After all, the 2013 HIMSS
Innovation Survey still found cost reduction as the top provider priority
and in terms of actual initiatives. It’s
not that they don’t care about improving patient safety or the quality of care
– those are high priorities as well -- it’s just that those aren’t seen to be
as important as costs. Six sigma/lean
manufacturing experts would argue that sustainable cost reduction comes from a
quality and process improvement focus, not simple cost-cutting.

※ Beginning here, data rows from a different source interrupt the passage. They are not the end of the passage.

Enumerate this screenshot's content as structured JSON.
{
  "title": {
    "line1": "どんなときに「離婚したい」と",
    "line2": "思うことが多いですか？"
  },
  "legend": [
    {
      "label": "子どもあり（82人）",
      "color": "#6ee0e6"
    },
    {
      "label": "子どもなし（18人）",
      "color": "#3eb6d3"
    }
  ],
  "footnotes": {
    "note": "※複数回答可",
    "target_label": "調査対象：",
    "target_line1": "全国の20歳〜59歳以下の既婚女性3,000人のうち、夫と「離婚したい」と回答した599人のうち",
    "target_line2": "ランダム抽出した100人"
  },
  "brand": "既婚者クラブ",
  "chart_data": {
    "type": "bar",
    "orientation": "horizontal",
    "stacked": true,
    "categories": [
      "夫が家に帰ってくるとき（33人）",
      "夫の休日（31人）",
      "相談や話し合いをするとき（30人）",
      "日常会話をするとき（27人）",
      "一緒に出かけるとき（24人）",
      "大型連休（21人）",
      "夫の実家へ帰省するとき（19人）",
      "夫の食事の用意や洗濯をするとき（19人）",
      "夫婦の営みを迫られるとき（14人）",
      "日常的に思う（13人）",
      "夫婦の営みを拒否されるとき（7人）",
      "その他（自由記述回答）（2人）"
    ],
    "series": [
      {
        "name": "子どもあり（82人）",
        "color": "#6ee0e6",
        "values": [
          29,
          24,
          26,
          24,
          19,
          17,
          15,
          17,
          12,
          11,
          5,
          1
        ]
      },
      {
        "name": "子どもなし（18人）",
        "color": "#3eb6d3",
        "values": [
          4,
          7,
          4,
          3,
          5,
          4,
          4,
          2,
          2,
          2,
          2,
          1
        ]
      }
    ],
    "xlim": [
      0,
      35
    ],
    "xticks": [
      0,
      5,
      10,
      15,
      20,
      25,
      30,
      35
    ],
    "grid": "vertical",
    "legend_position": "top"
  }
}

As patient safety expert Ashish Jha, MD, MPH, recently
told Forbes, “I haven’t heard of
any hospital that went out of business because its care was unsafe. I also haven’t heard about any CEO who got
fired because the hospital’s infection rate was too high. It doesn’t happen, and that’s telling… It’s
not what keeps CEOs awake at night. And
until we get CEOs losing sleep about unsafe care, we’re not going to make a big
dent in the failures of our health care system.”

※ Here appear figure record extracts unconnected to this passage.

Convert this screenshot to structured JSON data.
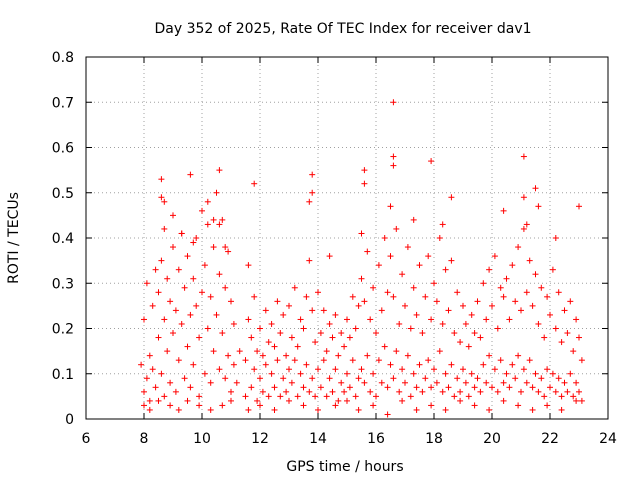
{
  "chart_data": {
    "type": "scatter",
    "title": "Day 352 of 2025, Rate Of TEC Index for receiver dav1",
    "xlabel": "GPS time / hours",
    "ylabel": "ROTI / TECUs",
    "xlim": [
      6,
      24
    ],
    "ylim": [
      0,
      0.8
    ],
    "xticks": [
      6,
      8,
      10,
      12,
      14,
      16,
      18,
      20,
      22,
      24
    ],
    "xtick_labels": [
      "6",
      "8",
      "10",
      "12",
      "14",
      "16",
      "18",
      "20",
      "22",
      "24"
    ],
    "yticks": [
      0,
      0.1,
      0.2,
      0.3,
      0.4,
      0.5,
      0.6,
      0.7,
      0.8
    ],
    "ytick_labels": [
      "0",
      "0.1",
      "0.2",
      "0.3",
      "0.4",
      "0.5",
      "0.6",
      "0.7",
      "0.8"
    ],
    "grid": true,
    "marker": "+",
    "series": [
      {
        "name": "dav1",
        "color": "#ff0000",
        "x": [
          7.9,
          8.0,
          8.0,
          8.1,
          8.1,
          8.2,
          8.2,
          8.3,
          8.3,
          8.4,
          8.4,
          8.5,
          8.5,
          8.6,
          8.6,
          8.7,
          8.7,
          8.7,
          8.8,
          8.8,
          8.9,
          8.9,
          9.0,
          9.0,
          9.1,
          9.1,
          9.2,
          9.2,
          9.3,
          9.3,
          9.4,
          9.4,
          9.5,
          9.5,
          9.6,
          9.6,
          9.7,
          9.7,
          9.8,
          9.8,
          9.9,
          9.9,
          10.0,
          10.0,
          10.1,
          10.1,
          10.2,
          10.2,
          10.3,
          10.3,
          10.4,
          10.4,
          10.5,
          10.5,
          10.6,
          10.6,
          10.7,
          10.7,
          10.8,
          10.8,
          10.9,
          10.9,
          11.0,
          11.0,
          11.1,
          11.1,
          11.2,
          11.3,
          11.5,
          11.5,
          11.6,
          11.6,
          11.7,
          11.7,
          11.8,
          11.8,
          11.9,
          11.9,
          12.0,
          12.0,
          12.1,
          12.1,
          12.2,
          12.2,
          12.3,
          12.3,
          12.4,
          12.4,
          12.5,
          12.5,
          12.6,
          12.6,
          12.7,
          12.7,
          12.8,
          12.8,
          12.9,
          12.9,
          13.0,
          13.0,
          13.1,
          13.1,
          13.2,
          13.2,
          13.3,
          13.3,
          13.4,
          13.4,
          13.5,
          13.5,
          13.6,
          13.6,
          13.7,
          13.7,
          13.8,
          13.8,
          13.9,
          13.9,
          14.0,
          14.0,
          14.1,
          14.1,
          14.2,
          14.2,
          14.3,
          14.3,
          14.4,
          14.4,
          14.5,
          14.5,
          14.6,
          14.6,
          14.7,
          14.7,
          14.8,
          14.8,
          14.9,
          14.9,
          15.0,
          15.0,
          15.1,
          15.1,
          15.2,
          15.2,
          15.3,
          15.3,
          15.4,
          15.4,
          15.5,
          15.5,
          15.6,
          15.6,
          15.7,
          15.7,
          15.8,
          15.8,
          15.9,
          15.9,
          16.0,
          16.0,
          16.1,
          16.1,
          16.2,
          16.2,
          16.3,
          16.3,
          16.4,
          16.4,
          16.5,
          16.5,
          16.6,
          16.6,
          16.7,
          16.7,
          16.8,
          16.8,
          16.9,
          16.9,
          17.0,
          17.0,
          17.1,
          17.1,
          17.2,
          17.2,
          17.3,
          17.3,
          17.4,
          17.4,
          17.5,
          17.5,
          17.6,
          17.6,
          17.7,
          17.7,
          17.8,
          17.8,
          17.9,
          17.9,
          18.0,
          18.0,
          18.1,
          18.1,
          18.2,
          18.2,
          18.3,
          18.3,
          18.4,
          18.4,
          18.5,
          18.5,
          18.6,
          18.6,
          18.7,
          18.7,
          18.8,
          18.8,
          18.9,
          18.9,
          19.0,
          19.0,
          19.1,
          19.1,
          19.2,
          19.2,
          19.3,
          19.3,
          19.4,
          19.4,
          19.5,
          19.5,
          19.6,
          19.6,
          19.7,
          19.7,
          19.8,
          19.8,
          19.9,
          19.9,
          20.0,
          20.0,
          20.1,
          20.1,
          20.2,
          20.2,
          20.3,
          20.3,
          20.4,
          20.4,
          20.5,
          20.5,
          20.6,
          20.6,
          20.7,
          20.7,
          20.8,
          20.8,
          20.9,
          20.9,
          21.0,
          21.0,
          21.1,
          21.1,
          21.2,
          21.2,
          21.3,
          21.3,
          21.4,
          21.4,
          21.5,
          21.5,
          21.6,
          21.6,
          21.7,
          21.7,
          21.8,
          21.8,
          21.9,
          21.9,
          22.0,
          22.0,
          22.1,
          22.1,
          22.2,
          22.2,
          22.3,
          22.3,
          22.4,
          22.4,
          22.5,
          22.5,
          22.6,
          22.6,
          22.7,
          22.7,
          22.8,
          22.8,
          22.9,
          22.9,
          23.0,
          23.0,
          23.1,
          23.1,
          8.6,
          8.6,
          9.3,
          9.6,
          10.2,
          10.6,
          10.6,
          11.8,
          13.8,
          13.8,
          15.6,
          15.6,
          16.6,
          16.6,
          16.6,
          17.9,
          21.1,
          21.1,
          21.5,
          23.0,
          8.7,
          9.0,
          9.7,
          10.4,
          10.8,
          13.7,
          14.4,
          15.5,
          16.5,
          17.3,
          18.3,
          18.6,
          20.4,
          21.2,
          21.6,
          22.2,
          8.0,
          8.2,
          8.5,
          8.9,
          9.2,
          9.5,
          9.9,
          10.3,
          10.7,
          11.0,
          11.6,
          12.0,
          12.5,
          13.0,
          13.5,
          14.0,
          14.6,
          15.0,
          15.4,
          15.9,
          16.4,
          16.9,
          17.4,
          17.9,
          18.4,
          18.9,
          19.4,
          19.9,
          20.4,
          20.9,
          21.4,
          21.9,
          22.4,
          22.9
        ],
        "y": [
          0.12,
          0.06,
          0.22,
          0.09,
          0.3,
          0.14,
          0.04,
          0.25,
          0.11,
          0.33,
          0.07,
          0.18,
          0.28,
          0.1,
          0.35,
          0.05,
          0.22,
          0.48,
          0.15,
          0.31,
          0.08,
          0.26,
          0.19,
          0.38,
          0.06,
          0.24,
          0.13,
          0.33,
          0.21,
          0.41,
          0.09,
          0.29,
          0.16,
          0.36,
          0.07,
          0.23,
          0.12,
          0.31,
          0.25,
          0.4,
          0.05,
          0.18,
          0.28,
          0.46,
          0.1,
          0.34,
          0.2,
          0.43,
          0.08,
          0.27,
          0.15,
          0.38,
          0.23,
          0.5,
          0.11,
          0.32,
          0.19,
          0.44,
          0.09,
          0.29,
          0.14,
          0.37,
          0.06,
          0.26,
          0.12,
          0.21,
          0.08,
          0.15,
          0.05,
          0.13,
          0.22,
          0.34,
          0.07,
          0.18,
          0.11,
          0.27,
          0.04,
          0.15,
          0.09,
          0.2,
          0.06,
          0.14,
          0.12,
          0.24,
          0.05,
          0.17,
          0.1,
          0.21,
          0.07,
          0.16,
          0.13,
          0.26,
          0.05,
          0.19,
          0.09,
          0.23,
          0.06,
          0.14,
          0.11,
          0.25,
          0.08,
          0.18,
          0.13,
          0.29,
          0.05,
          0.16,
          0.1,
          0.22,
          0.07,
          0.2,
          0.12,
          0.27,
          0.06,
          0.35,
          0.09,
          0.24,
          0.05,
          0.17,
          0.11,
          0.28,
          0.07,
          0.19,
          0.13,
          0.24,
          0.05,
          0.15,
          0.09,
          0.21,
          0.06,
          0.18,
          0.11,
          0.23,
          0.04,
          0.14,
          0.08,
          0.19,
          0.06,
          0.16,
          0.1,
          0.22,
          0.07,
          0.18,
          0.13,
          0.27,
          0.05,
          0.2,
          0.09,
          0.25,
          0.11,
          0.31,
          0.08,
          0.26,
          0.14,
          0.37,
          0.06,
          0.22,
          0.1,
          0.29,
          0.05,
          0.19,
          0.13,
          0.34,
          0.08,
          0.24,
          0.16,
          0.4,
          0.07,
          0.28,
          0.12,
          0.36,
          0.09,
          0.27,
          0.15,
          0.42,
          0.06,
          0.21,
          0.11,
          0.32,
          0.08,
          0.25,
          0.14,
          0.38,
          0.05,
          0.2,
          0.1,
          0.29,
          0.07,
          0.23,
          0.12,
          0.34,
          0.06,
          0.19,
          0.09,
          0.27,
          0.13,
          0.36,
          0.07,
          0.22,
          0.11,
          0.3,
          0.08,
          0.26,
          0.15,
          0.4,
          0.06,
          0.21,
          0.1,
          0.33,
          0.07,
          0.24,
          0.12,
          0.35,
          0.05,
          0.19,
          0.09,
          0.28,
          0.06,
          0.17,
          0.11,
          0.25,
          0.08,
          0.21,
          0.05,
          0.16,
          0.1,
          0.23,
          0.07,
          0.19,
          0.09,
          0.26,
          0.06,
          0.18,
          0.12,
          0.3,
          0.08,
          0.22,
          0.14,
          0.33,
          0.07,
          0.25,
          0.11,
          0.36,
          0.06,
          0.2,
          0.13,
          0.29,
          0.08,
          0.27,
          0.1,
          0.31,
          0.07,
          0.22,
          0.12,
          0.34,
          0.09,
          0.26,
          0.14,
          0.38,
          0.06,
          0.24,
          0.11,
          0.42,
          0.08,
          0.28,
          0.13,
          0.35,
          0.07,
          0.25,
          0.1,
          0.32,
          0.06,
          0.21,
          0.09,
          0.29,
          0.05,
          0.18,
          0.11,
          0.27,
          0.07,
          0.23,
          0.1,
          0.33,
          0.06,
          0.2,
          0.09,
          0.28,
          0.05,
          0.17,
          0.08,
          0.24,
          0.06,
          0.19,
          0.1,
          0.26,
          0.05,
          0.15,
          0.08,
          0.22,
          0.06,
          0.18,
          0.04,
          0.13,
          0.53,
          0.49,
          0.41,
          0.54,
          0.48,
          0.55,
          0.43,
          0.52,
          0.54,
          0.5,
          0.55,
          0.52,
          0.7,
          0.58,
          0.56,
          0.57,
          0.58,
          0.49,
          0.51,
          0.47,
          0.42,
          0.45,
          0.39,
          0.44,
          0.38,
          0.48,
          0.36,
          0.41,
          0.47,
          0.44,
          0.43,
          0.49,
          0.46,
          0.43,
          0.47,
          0.4,
          0.03,
          0.02,
          0.04,
          0.03,
          0.02,
          0.04,
          0.03,
          0.02,
          0.03,
          0.04,
          0.02,
          0.03,
          0.02,
          0.04,
          0.03,
          0.02,
          0.03,
          0.04,
          0.02,
          0.03,
          0.01,
          0.04,
          0.02,
          0.03,
          0.02,
          0.04,
          0.03,
          0.02,
          0.04,
          0.03,
          0.02,
          0.03,
          0.02,
          0.04
        ]
      }
    ]
  }
}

Several years ago I mentioned (Gambling on Health Care) a point former Senator Tom Daschle
made, that he could get more performance data on virtually any athlete than on
virtually any physician, which certainly says something about our
priorities. Hospital data is somewhat
more available, although definitely not comprehensive, and what data there is
does not tease out important characteristics like which physician(s) and care
teams were involved. Surgeon Smith may
do better overall than surgeon Jones, but in hospital A surgeon Jones may
perform the best…but only with anesthesiologist Sleepy. It’s a mess, but so is the uncoordinated care
system we use every day.
You can easily assemble fantasy sports teams on the
available data sets, but no such luck with trying to pick out your real life
health care team.
Look, I don’t really care about checklists in and of
themselves, or the very technical patient safety measures Leapfrog
collects. Checklists are a tool, not a
magic wand, and like all tools, what matters is how they are used. It sounds cynical, but maybe one reason why
airplane pilots have religiously relied on pre-flight checklists for decades
while physicians can’t quite seem to get into them is because the pilots know
their lives depend on them too.
We need to look at patient safety as though our own lives
are at stake, because, in the final analysis, they are.
I’ll let Dr. Gawande get the final word, from his book Better:
A Surgeon’s Notes on Performance:
“We always hope for the easy fix: the one simple change that will erase
a problem in a stroke. But few things in life work this way. Instead, success
requires making a hundred small steps go right - one after the other, no
slipups, no goofs, everyone pitching in.”